Kateryna alzó las cejas sin querer.
—¿Y lo devolvió?
—Sí. Nunca explicó por qué. Técnicamente estaba perfecto…
Ella sonrió con sequedad.
—Quizás compró uno nuevo.
—Tal vez… —murmuró el hombre, guardando el portátil en una bolsa—. De todos modos, está revisado. Lo limpiamos, lo reiniciamos de fábrica, reinstalamos el sistema… No tendrá quejas.
—Perfecto.
—Que tenga un buen día —dijo el hombre, sin mirarla a los ojos, al entregarle la bolsa.
—Dudo que este día pueda ser bueno —susurró Kateryna—, pero gracias.
Vivía en un pequeño estudio en la última planta. Al llegar, colocó el portátil sobre la mesa con cuidado, como si fuera un pájaro herido. Justo al lado de una taza de té a medio terminar y de un cuaderno cubierto de notas. Conectó el cable y presionó el botón de encendido. El portátil cobró vida al instante, sin el zumbido agotado del ventilador, sin logotipo alguno. Solo una pantalla negra que dio paso a un escritorio limpio, impecable. Y solo tres carpetas, todas en mayúsculas: “NO ABRIR”, “BORRADOR”, “YO RECUERDO”.
Kateryna frunció el ceño. —Parece que no lo limpiaron del todo… Bueno, da igual.
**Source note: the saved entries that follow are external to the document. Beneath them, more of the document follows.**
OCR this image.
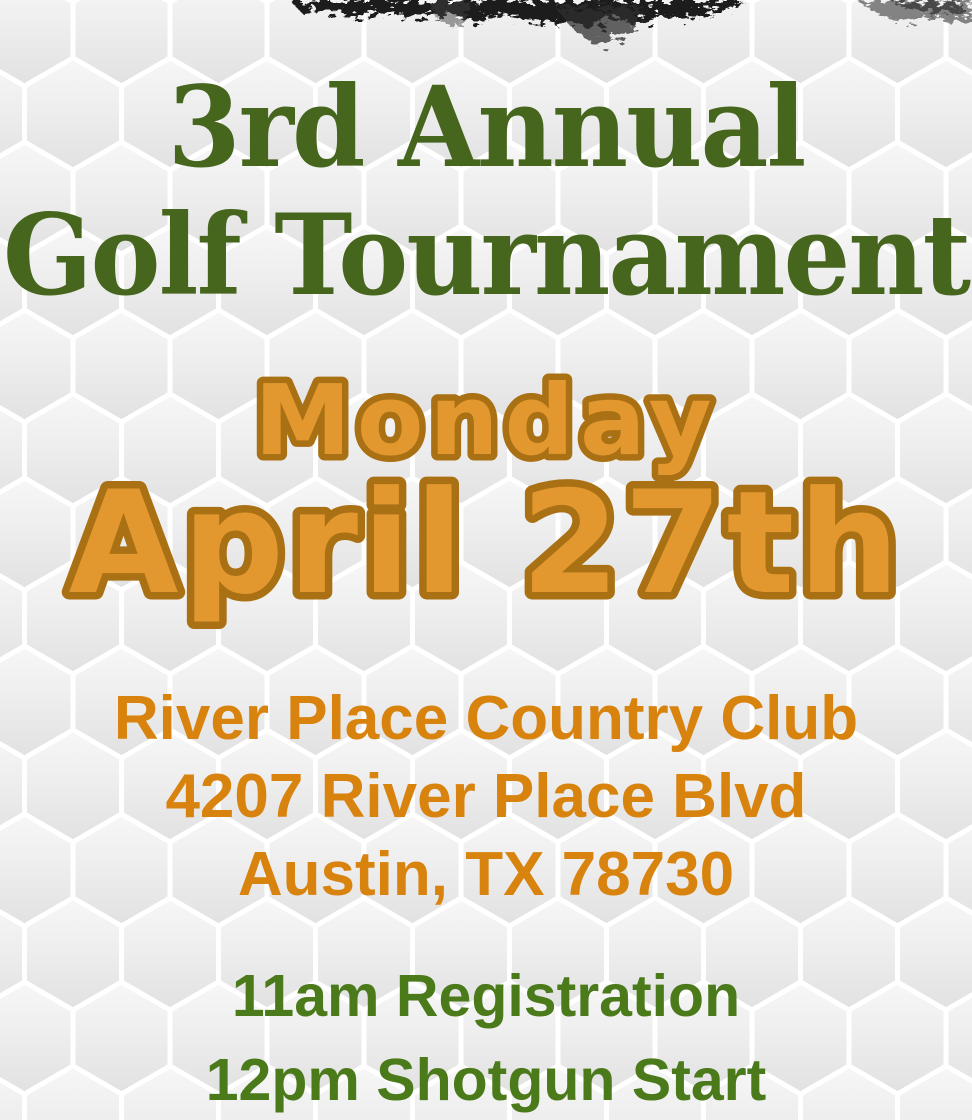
3rd Annual
Golf Tournament
Monday
April 27th
River Place Country Club
4207 River Place Blvd
Austin, TX 78730
11am Registration
12pm Shotgun Start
Al fin y al cabo, esas carpetas no le estorbaban. Abrió Word, creó un nuevo documento y lo tituló “FINAL”. Por un instante pensó que aquel nombre sonaba a sentencia. Justo lo que necesitaba ahora.
Sus dedos se deslizaron sobre el teclado. Las teclas respondían de manera extrañamente suave, casi sin sonido, como si se hundieran al contacto del aire y no al de sus manos. Escribió unos minutos, hasta que sintió que el texto fluía con demasiada facilidad, sospechosamente bien, sin resistencia. Como si alguien guiara su mano. Entonces se detuvo un segundo para respirar… y el cursor siguió moviéndose solo.
Las palabras aparecieron solas, letra por letra: «… el silencio a su alrededor solo parecía seguro. En realidad, no estaba sola en la casa.»
Kateryna apartó las manos de golpe. El corazón le golpeó el pecho con fuerza. El cursor parpadeaba tranquilo, inocente. Con el dedo tembloroso presionó Retroceso y la última línea desapareció.
—Es un fallo. Solo un maldito fallo —murmuró para sí.
Pero en su estómago algo se agitó, frío y vivo: un miedo pequeño, recién nacido, que empezaba a crecer. Apagó el portátil apresuradamente. Bajó la tapa con cuidado, casi con miedo. Y durante un instante terrible, cuando la pantalla se apagó del todo, le pareció ver un rostro reflejado en el negro cristal. Se convenció de que era el suyo. Suspiró, se frotó las sienes.